Inflation Soars to 7% a 40 Year High

January 12, 2022
TFR Staff
Biden Administration, Inflation, Spending


CPI data released this morning revealed that the year-over-year inflation rate has hit 7%. This is the highest rate experienced in 40 years (since 1982) in the USA and there is no sign that we will be inflecting downward any time soon. Inflation is a tax on the working class that makes our salaries and savings worthless over time. As the purchasing power of the dollar falls due to inflation, money simply does not go as far as it did a year ago. In a simplistic example, if your yearly earnings amounted to $100,000 in December of 2020, it is now as if your salary is $93,000.



Vance Ginn, the Chief economist for Texas Public Policy Foundation, tweeted this in response this morning,

Goodbye to much of your purchasing power as the Fed continues to monetize the national debt made worse from actions taken by #Biden and #Democrats.”

The current administration has continued to downplay the disastrous numbers caused mostly by the increase in money supply over the last few years. Most economists estimate that since the beginning of the pandemic the Federal Reserve has increased our money supply somewhere between 30%-40%. In one year! Fiscally responsible economists have been sounding the alarm that massive inflation was coming and it has finally arrived.



Inflation coupled with massive supply chain shortages has many economists and taxpayers worried. The general consensus is that things are going to get worse before they get better. With a monetary system based on fiat currency, one of the only weapons we have against inflation is interest rate increases. The Federal Reserve has already promised this will happen, at least 3 times this year! The typical equation (the one used in the 80s to get inflation under control) is multiplying the inflation rate by 1.5%. This would mean at current inflation levels we would need an interest rate increase to 10.5% in order to rein in inflation.

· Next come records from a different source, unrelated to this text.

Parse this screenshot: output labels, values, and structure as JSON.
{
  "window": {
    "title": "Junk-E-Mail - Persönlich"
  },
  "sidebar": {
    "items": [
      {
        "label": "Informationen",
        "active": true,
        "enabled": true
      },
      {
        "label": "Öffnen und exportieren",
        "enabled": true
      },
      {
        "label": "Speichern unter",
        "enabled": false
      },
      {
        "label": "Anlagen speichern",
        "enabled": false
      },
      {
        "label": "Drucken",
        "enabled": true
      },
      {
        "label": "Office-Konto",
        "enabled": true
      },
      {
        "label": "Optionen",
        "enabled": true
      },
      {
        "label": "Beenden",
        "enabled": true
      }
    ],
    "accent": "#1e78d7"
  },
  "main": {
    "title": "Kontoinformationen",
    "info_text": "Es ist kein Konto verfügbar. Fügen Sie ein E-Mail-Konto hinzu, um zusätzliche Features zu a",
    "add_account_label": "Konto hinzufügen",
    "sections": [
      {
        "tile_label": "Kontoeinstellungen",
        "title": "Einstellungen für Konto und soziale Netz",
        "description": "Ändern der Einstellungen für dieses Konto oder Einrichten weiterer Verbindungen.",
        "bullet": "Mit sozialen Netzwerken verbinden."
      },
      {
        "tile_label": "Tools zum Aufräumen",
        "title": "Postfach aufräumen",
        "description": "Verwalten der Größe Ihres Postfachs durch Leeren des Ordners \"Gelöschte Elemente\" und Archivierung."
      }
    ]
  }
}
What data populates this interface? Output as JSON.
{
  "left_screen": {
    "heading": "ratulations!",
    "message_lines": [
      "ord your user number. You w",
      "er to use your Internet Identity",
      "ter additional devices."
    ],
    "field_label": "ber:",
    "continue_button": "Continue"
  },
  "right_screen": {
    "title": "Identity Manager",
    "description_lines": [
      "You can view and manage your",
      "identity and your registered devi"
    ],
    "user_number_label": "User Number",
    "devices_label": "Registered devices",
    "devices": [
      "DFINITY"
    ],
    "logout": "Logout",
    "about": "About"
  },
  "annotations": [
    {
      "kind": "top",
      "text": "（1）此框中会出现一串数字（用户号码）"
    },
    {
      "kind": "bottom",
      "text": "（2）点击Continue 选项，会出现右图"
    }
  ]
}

The Federal Reserve is proposing a rate much lower than that. The question is, will inflation begin to inflect downward on its own in the next few months as many advocates of Modern Monetary Theory are claiming, or will it continue to persist into hyperinflation?

We will have to see what the numbers show us over the next few months as new CPI data is revealed. TFR remains extremely skeptical this problem is going to “take care of itself” and will not improve until massive economic policy changes are implemented.